One of the great challenges of universal health coverage is how do we adopt true person-centredness into our health services. We need to be able to measure person-centredness through indicators such as patient satisfaction, access to care after hours, access to home-based care, measures of continuity of care, access to interpreters, physical access to our clinics and services for those with a disability, and the integration of preventive care and health promotion services into primary care services. We also need to include measures of quality and safety in primary care, such as infection control, vaccine cold chain compliance, and our preparedness for epidemics of infectious diseases.

The so-called gatekeeper role of primary care providers is also important. Do people need to attend primary care before they can access expensive specialist consultant services and investigations?
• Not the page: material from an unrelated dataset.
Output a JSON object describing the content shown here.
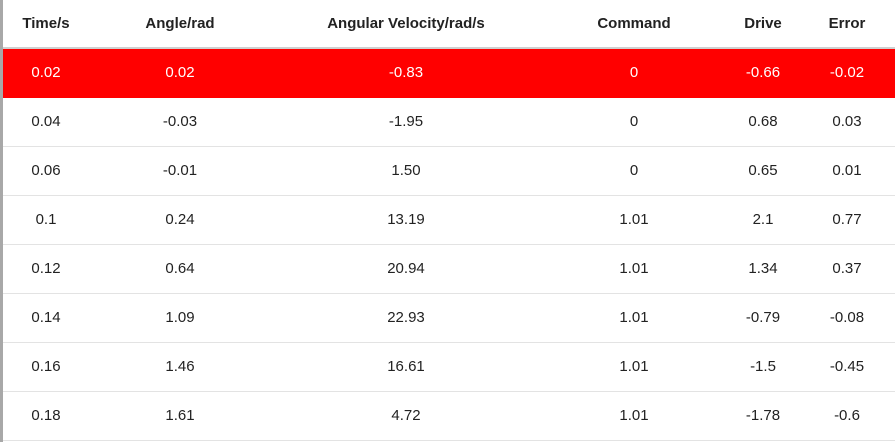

The gatekeeper role is an effective way to contain a nation’s health care costs, prevent unnecessary expenses for patients and their families, and tackle the challenges of overinvestigation and overmedication and potential iatrogenic harm.

Photo: A stork resting on a typical small church in a village in Romania’s Danube Delta region

These are all measures that indicate whether or not a nation values primary care and whether each nation genuinely sees primary care as the best way to ensure universal health coverage and improve the health and well being of their entire population.

Whether we like indicators or not, the Primary Health Care Performance Initiative of the World Bank and the Gates Foundation will be an important part of global primary health care development over the years ahead. It also provides a real opportunity for WONCA to work with other major global organisations to improve the quality of life of the peoples of the world through fostering high standards of care in family medicine.